Denpasar – Ratusan umat Hindu dan Buddha, baik dari etnis Tionghoa maupun non-Tionghoa, melaksanakan persembahyangan di Griya Kongco Dwipayana atau yang dikenal dengan Tanah Kilap dalam rangka merayakan Tahun Baru Imlek 2576.
Kepala Griya Kongco Dwipayana, Denpasar, Bali, mengatakan, selain persembahyangan, pada malam hari pukul 22.00 WITA akan digelar pentas barongsai yang rutin diikuti umat Hindu dan Buddha. Beliau menjelaskan bahwa Angkaraja akulturasi budaya di Tanah Kilap sudah terjadi dibangun 500 tahun yang lalu, dari penemuan batu bertuliskan huruf Cina di seberang kuil Narmada.
“Di tempat ini terdapat sebuah batu yang ditulis dengan huruf Cina yang tertinggal, hanya nama dewa yang disebutkan pada masa Dinasti Qing, peristiwa ini terjadi sekitar 500 tahun yang lalu, jadi (berasal dari Cina) itu sudah “Di sini,” kata Ida Bagus Adnyana yang dipanggil Atu. Ia menjelaskan, di kawasan Kongco terdapat ratusan patung dan tempat pemujaan yang kesemuanya merupakan tempat peribadatan. 31 jumlahnya, tetapi tidak ada aturan khusus bagi umat beriman yang ingin berdoa.
Di bagian depan, manajemen Griya Kongco Dwipayana Tanah Kilap menyiapkan ratusan batang dupa untuk digunakan oleh para jamaah yang sudah hadir sejak pukul 07.00 WITA, ada yang mengenakan pakaian adat Bali seperti kamen, kebaya, dan selendang, ada pula yang mengenakan pakaian santai. . gaun dalam warna merah dengan syal. Selain dupa, canang atau kumpulan bunga dalam vas janur dan bija atau beras dalam Kepala dan leher menjadi sarana pemujaan menyambut datangnya tahun baru Imlek.

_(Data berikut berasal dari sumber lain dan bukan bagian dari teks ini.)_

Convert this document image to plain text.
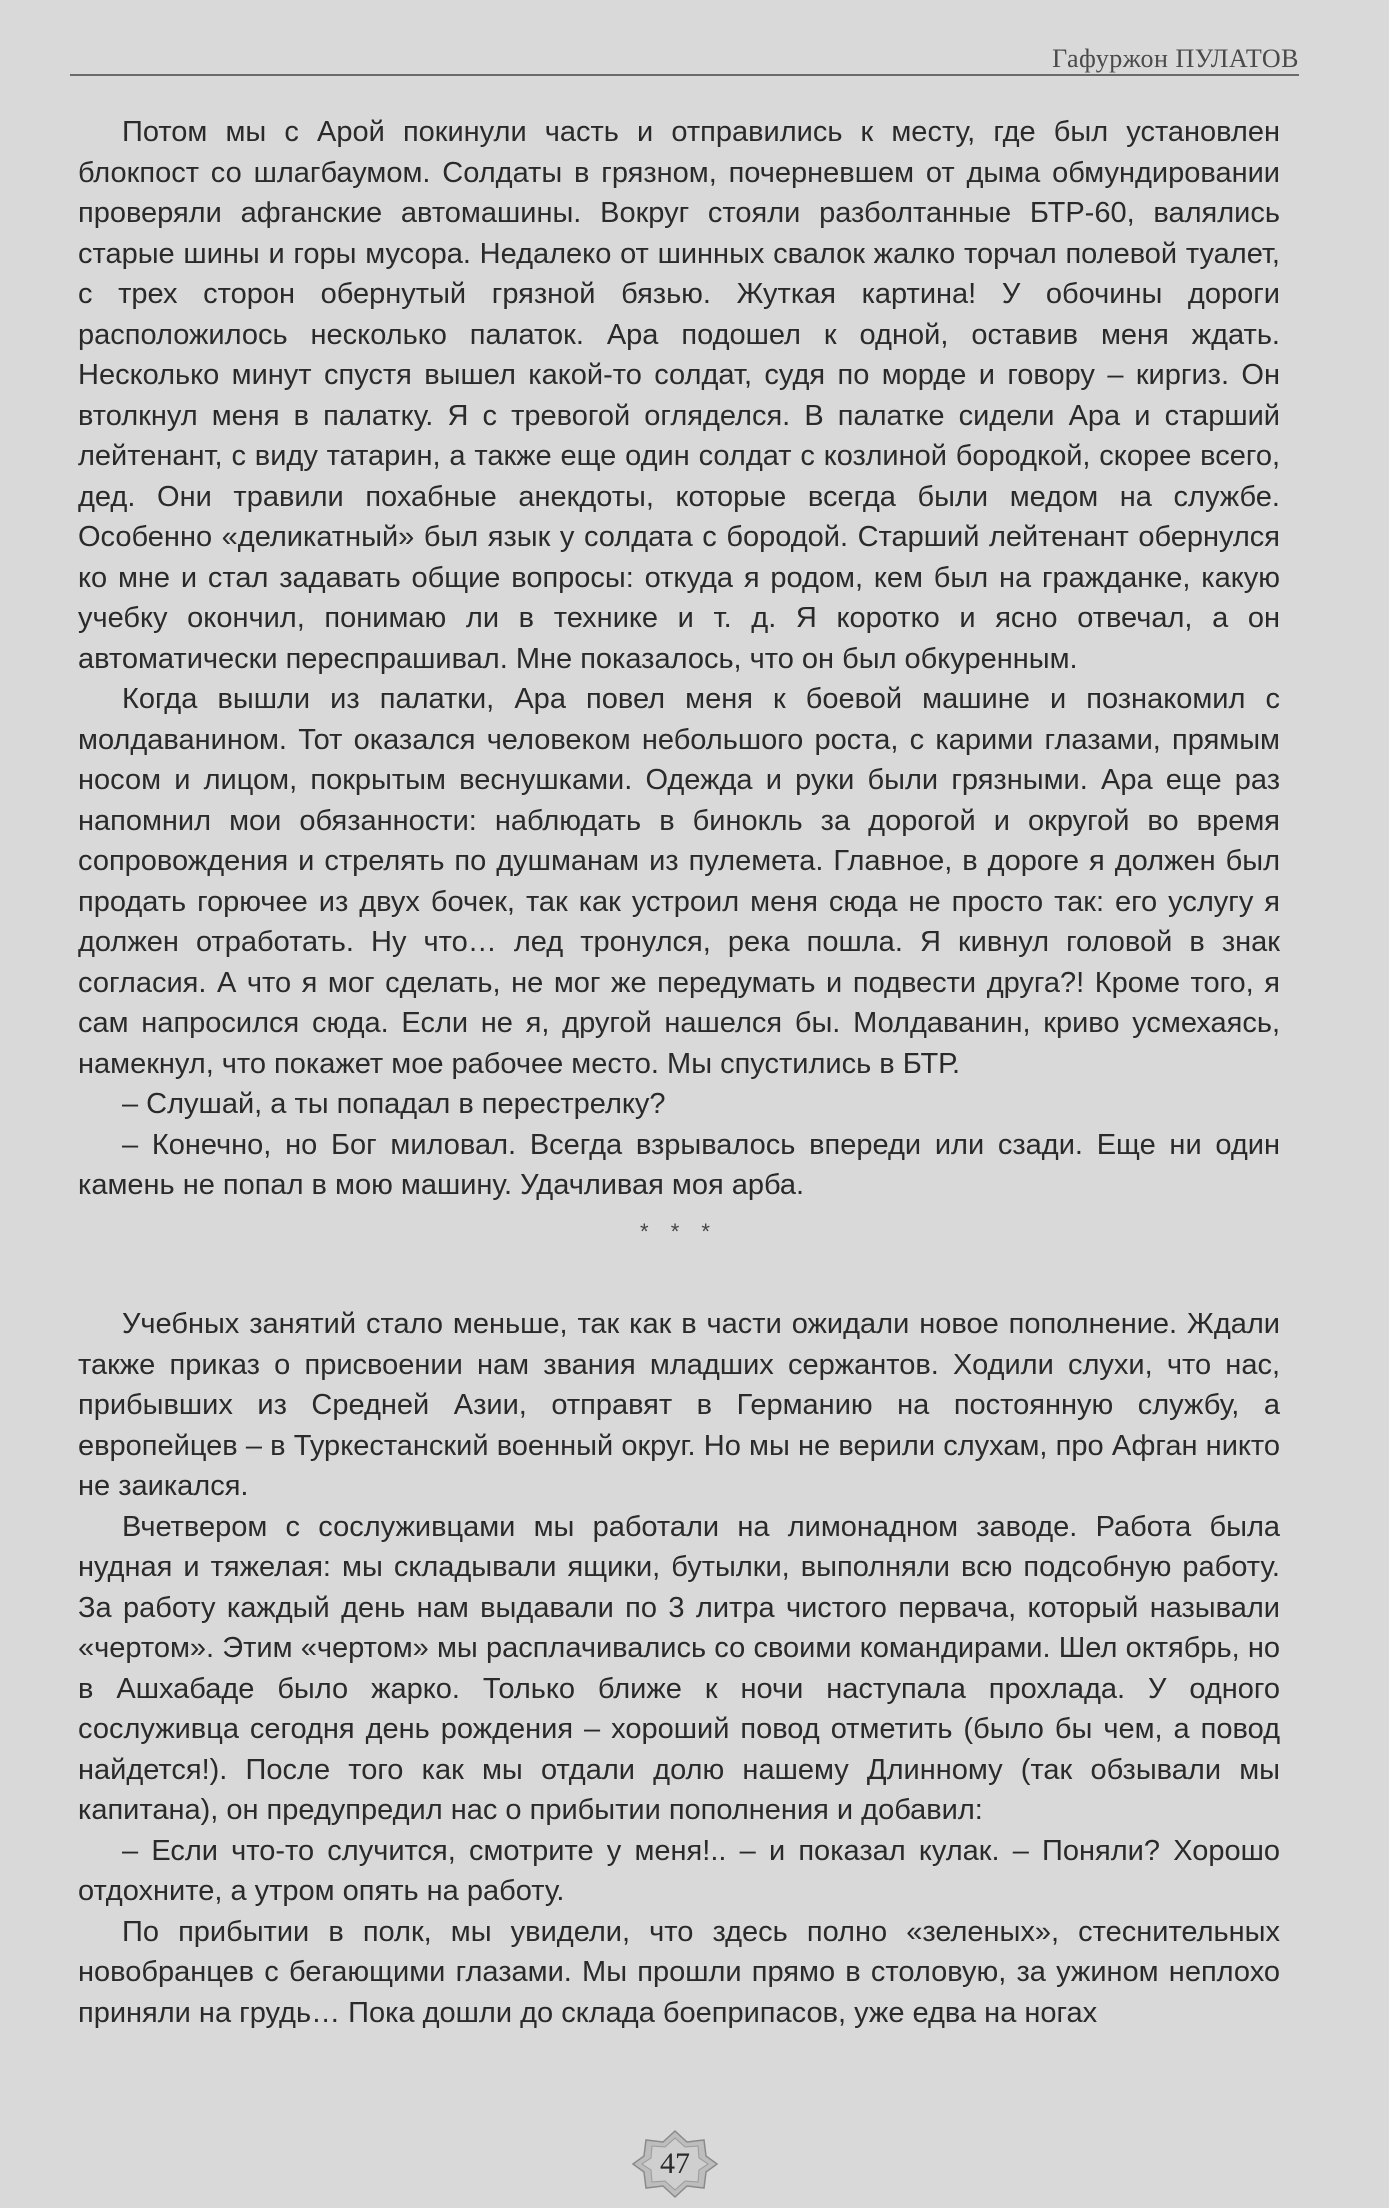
Гафуржон ПУЛАТОВ

Потом мы с Арой покинули часть и отправились к месту, где был установлен блокпост со шлагбаумом. Солдаты в грязном, почерневшем от дыма обмундировании проверяли афганские автомашины. Вокруг стояли разболтанные БТР-60, валялись старые шины и горы мусора. Недалеко от шинных свалок жалко торчал полевой туалет, с трех сторон обернутый грязной бязью. Жуткая картина! У обочины дороги расположилось несколько палаток. Ара подошел к одной, оставив меня ждать. Несколько минут спустя вышел какой-то солдат, судя по морде и говору – киргиз. Он втолкнул меня в палатку. Я с тревогой огляделся. В палатке сидели Ара и старший лейтенант, с виду татарин, а также еще один солдат с козлиной бородкой, скорее всего, дед. Они травили похабные анекдоты, которые всегда были медом на службе. Особенно «деликатный» был язык у солдата с бородой. Старший лейтенант обернулся ко мне и стал задавать общие вопросы: откуда я родом, кем был на гражданке, какую учебку окончил, понимаю ли в технике и т. д. Я коротко и ясно отвечал, а он автоматически переспрашивал. Мне показалось, что он был обкуренным.

Когда вышли из палатки, Ара повел меня к боевой машине и познакомил с молдаванином. Тот оказался человеком небольшого роста, с карими глазами, прямым носом и лицом, покрытым веснушками. Одежда и руки были грязными. Ара еще раз напомнил мои обязанности: наблюдать в бинокль за дорогой и округой во время сопровождения и стрелять по душманам из пулемета. Главное, в дороге я должен был продать горючее из двух бочек, так как устроил меня сюда не просто так: его услугу я должен отработать. Ну что… лед тронулся, река пошла. Я кивнул головой в знак согласия. А что я мог сделать, не мог же передумать и подвести друга?! Кроме того, я сам напросился сюда. Если не я, другой нашелся бы. Молдаванин, криво усмехаясь, намекнул, что покажет мое рабочее место. Мы спустились в БТР.

– Слушай, а ты попадал в перестрелку?

– Конечно, но Бог миловал. Всегда взрывалось впереди или сзади. Еще ни один камень не попал в мою машину. Удачливая моя арба.

* * *

Учебных занятий стало меньше, так как в части ожидали новое пополнение. Ждали также приказ о присвоении нам звания младших сержантов. Ходили слухи, что нас, прибывших из Средней Азии, отправят в Германию на постоянную службу, а европейцев – в Туркестанский военный округ. Но мы не верили слухам, про Афган никто не заикался.

Вчетвером с сослуживцами мы работали на лимонадном заводе. Работа была нудная и тяжелая: мы складывали ящики, бутылки, выполняли всю подсобную работу. За работу каждый день нам выдавали по 3 литра чистого первача, который называли «чертом». Этим «чертом» мы расплачивались со своими командирами. Шел октябрь, но в Ашхабаде было жарко. Только ближе к ночи наступала прохлада. У одного сослуживца сегодня день рождения – хороший повод отметить (было бы чем, а повод найдется!). После того как мы отдали долю нашему Длинному (так обзывали мы капитана), он предупредил нас о прибытии пополнения и добавил:

– Если что-то случится, смотрите у меня!.. – и показал кулак. – Поняли? Хорошо отдохните, а утром опять на работу.

По прибытии в полк, мы увидели, что здесь полно «зеленых», стеснительных новобранцев с бегающими глазами. Мы прошли прямо в столовую, за ужином неплохо приняли на грудь… Пока дошли до склада боеприпасов, уже едва на ногах

47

“Berkumpul di sini benar-benar akulturasi budaya yang sangat kental, di sini agama Hindu dan Budha terlihat dalam bentuk simbol-simbol pemujaan, jadi bagi yang beragama Budha, Hindu dan Tionghoa tidak menjadi beban untuk datang ke tempat ini, fasilitasnya juga lengkap. juga campuran, begitu pula orang Tionghoa. “Ia membawa isi canang,” kata Atu Mangku.

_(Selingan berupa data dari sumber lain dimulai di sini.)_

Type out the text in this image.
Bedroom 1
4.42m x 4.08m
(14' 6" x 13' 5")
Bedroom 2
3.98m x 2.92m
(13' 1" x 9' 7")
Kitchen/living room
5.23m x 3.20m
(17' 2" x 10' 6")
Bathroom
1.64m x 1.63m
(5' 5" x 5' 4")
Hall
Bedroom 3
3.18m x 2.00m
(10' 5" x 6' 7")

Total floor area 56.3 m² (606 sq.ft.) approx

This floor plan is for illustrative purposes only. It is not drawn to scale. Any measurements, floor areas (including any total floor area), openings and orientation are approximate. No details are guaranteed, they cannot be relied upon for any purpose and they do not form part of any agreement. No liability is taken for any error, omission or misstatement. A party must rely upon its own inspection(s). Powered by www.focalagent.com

Ia mengatakan, setiap perayaan Tahun Baru Imlek, ratusan warga keturunan Tionghoa akan datang. Umat Tionghoa, umat Hindu dan Buddha di Bali berada pada puncak keramaian di malam hari untuk menyaksikan pertunjukan barongsai. Salah seorang umat Hindu yang hadir di Tanah Kilap, I Made Gede Widiasa, mengatakan, bersembahyang di sini merupakan hal yang biasa meski dirinya tidak memiliki darah Tionghoa.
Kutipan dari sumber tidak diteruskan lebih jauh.